Rio, 20 (AE) - A Petrobras anunciou hoje o mais agressivo plano de empreendimentos de uma empresa nacional: para aumentar a sua rentabilidade, irá investir US$ 32,9 bilhões no período de 2000 a 2005, o que corresponde a US$ 5,483 bilhões por ano. A cifra é, por exemplo, mais do que o dobro do que a Telefonica de Espanha pretende injetar no ano que vem na Telesp e quase oito vezes o investimento anual da Intelig (empresa-espelho da Embratel) no Brasil previsto para os próximos quatro anos.

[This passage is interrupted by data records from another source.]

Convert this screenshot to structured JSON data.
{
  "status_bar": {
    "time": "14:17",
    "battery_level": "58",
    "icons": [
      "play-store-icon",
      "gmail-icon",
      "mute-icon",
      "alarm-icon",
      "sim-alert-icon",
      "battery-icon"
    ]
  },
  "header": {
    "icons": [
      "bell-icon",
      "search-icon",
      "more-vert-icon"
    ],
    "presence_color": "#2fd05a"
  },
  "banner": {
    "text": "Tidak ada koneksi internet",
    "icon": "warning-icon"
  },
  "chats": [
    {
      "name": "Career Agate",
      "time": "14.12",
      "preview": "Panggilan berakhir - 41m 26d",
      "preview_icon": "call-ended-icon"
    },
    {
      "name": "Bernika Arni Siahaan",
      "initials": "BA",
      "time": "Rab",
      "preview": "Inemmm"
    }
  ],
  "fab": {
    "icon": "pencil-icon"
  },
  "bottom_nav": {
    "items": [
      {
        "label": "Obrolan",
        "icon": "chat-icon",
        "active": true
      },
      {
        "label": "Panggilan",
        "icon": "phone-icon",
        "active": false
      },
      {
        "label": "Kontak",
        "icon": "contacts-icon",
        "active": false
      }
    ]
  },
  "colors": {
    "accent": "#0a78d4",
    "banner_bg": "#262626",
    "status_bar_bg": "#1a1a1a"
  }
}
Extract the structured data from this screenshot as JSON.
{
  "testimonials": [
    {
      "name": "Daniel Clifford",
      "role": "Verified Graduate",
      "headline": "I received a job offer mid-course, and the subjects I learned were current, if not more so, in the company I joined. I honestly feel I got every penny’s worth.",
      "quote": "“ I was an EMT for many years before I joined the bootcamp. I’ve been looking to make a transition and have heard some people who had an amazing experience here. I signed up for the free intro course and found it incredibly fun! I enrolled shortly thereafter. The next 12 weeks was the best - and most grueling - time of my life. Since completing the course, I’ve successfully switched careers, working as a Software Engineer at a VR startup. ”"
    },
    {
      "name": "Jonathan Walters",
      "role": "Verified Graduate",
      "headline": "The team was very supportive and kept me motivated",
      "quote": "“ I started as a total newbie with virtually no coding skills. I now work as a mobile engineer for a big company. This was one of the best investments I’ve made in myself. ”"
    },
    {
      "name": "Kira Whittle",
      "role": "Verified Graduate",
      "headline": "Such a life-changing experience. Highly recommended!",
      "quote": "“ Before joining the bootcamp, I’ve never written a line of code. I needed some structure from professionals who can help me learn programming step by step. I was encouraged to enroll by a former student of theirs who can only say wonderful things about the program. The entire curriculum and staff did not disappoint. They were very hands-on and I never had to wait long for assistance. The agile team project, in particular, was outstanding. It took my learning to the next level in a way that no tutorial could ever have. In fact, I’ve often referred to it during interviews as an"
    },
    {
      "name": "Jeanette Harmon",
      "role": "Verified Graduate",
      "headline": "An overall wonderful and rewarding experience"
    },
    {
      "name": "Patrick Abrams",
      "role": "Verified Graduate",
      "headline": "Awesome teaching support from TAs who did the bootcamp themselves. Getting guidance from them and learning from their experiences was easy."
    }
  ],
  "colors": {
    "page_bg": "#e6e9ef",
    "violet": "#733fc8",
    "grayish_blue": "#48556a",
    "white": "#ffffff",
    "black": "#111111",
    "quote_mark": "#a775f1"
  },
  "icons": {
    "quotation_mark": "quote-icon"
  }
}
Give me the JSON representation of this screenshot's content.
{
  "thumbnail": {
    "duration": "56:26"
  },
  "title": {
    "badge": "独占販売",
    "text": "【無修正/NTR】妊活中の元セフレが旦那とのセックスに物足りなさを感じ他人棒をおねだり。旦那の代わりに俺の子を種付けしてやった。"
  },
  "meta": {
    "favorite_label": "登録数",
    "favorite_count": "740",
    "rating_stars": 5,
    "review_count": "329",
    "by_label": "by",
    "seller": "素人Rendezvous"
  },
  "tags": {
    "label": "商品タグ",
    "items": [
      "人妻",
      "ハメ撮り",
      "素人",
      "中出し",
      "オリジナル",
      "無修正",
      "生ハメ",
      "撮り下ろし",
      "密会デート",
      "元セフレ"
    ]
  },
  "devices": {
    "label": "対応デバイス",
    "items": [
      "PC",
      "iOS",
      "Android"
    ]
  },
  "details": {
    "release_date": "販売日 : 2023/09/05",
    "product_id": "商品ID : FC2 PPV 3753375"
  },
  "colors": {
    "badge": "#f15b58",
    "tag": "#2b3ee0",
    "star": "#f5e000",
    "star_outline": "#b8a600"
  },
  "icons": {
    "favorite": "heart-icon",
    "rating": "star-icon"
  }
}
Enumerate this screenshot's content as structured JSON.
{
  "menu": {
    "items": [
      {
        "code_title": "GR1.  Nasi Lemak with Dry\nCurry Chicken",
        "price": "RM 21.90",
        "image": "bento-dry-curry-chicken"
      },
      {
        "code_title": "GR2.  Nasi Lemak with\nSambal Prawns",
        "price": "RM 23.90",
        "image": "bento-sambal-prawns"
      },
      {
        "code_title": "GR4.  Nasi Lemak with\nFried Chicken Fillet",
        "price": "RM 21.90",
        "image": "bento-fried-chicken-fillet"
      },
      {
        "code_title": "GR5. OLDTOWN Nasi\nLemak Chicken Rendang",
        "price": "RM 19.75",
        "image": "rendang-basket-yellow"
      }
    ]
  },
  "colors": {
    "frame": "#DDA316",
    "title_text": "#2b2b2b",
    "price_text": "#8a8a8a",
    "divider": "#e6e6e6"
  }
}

Segundo o presidente da Petrobras, Henri Phillipe Reichstul, 70% dos investimentos virão do próprio caixa da empresa ou de financiamentos convencionais. De 1996 a 98, a média da empresa foi de US$ 3 bilhões e este ano, devido a sucessivos cortes no orçamento determinados pela União para reforçar o caixa do Tesouro, o total dos investimentos da estatal não passou de US$ 1,2 bilhão.
Reichstul apresentou hoje a uma platéia de especialistas financeiros da Associação Brasileira de Analistas do Mercado de Capitais (Abamec) o novo plano estratégico da empresa, que prevê uma redução dos custos fixos da empresa de US$ 270 milhões em seis anos. O plano foi visto como uma boa notícia pelos analistas, mas algumas metas foram consideradas ambiciosas demais. "Não vejo como poderá ser feita uma redução tão grande assim nos custos", disse o vice-presidente do Banco Chase-Manhattan, Pedro Martins Jr. "A geração de caixa da Petrobras não parece suficiente para custear estes investimentos", comentou Márcio Brito, do Banco Icatu.
Os técnicos da Petrobras elaboraram as projeções tomando por base o crescimento da economia nacional de 3,9% do Produto Interno Bruto (PIB) por ano e trabalhando com o preço de US$ 15 o barril de petróleo. "As metas são factíveis e o plano estratégico vai consolidar a Petrobras como a maior empresa brasileira", garante Reichstul, que prevê a auto-suficiência do Brasil na produção de petróleo no ano de 2005.
No ano passado, a companhia faturou R$ 25 bilhões e o plano estima o faturamento de R$ 35 bilhões em 2005, um crescimento de 4,9% ao ano. "São taxas bastante conservadoras"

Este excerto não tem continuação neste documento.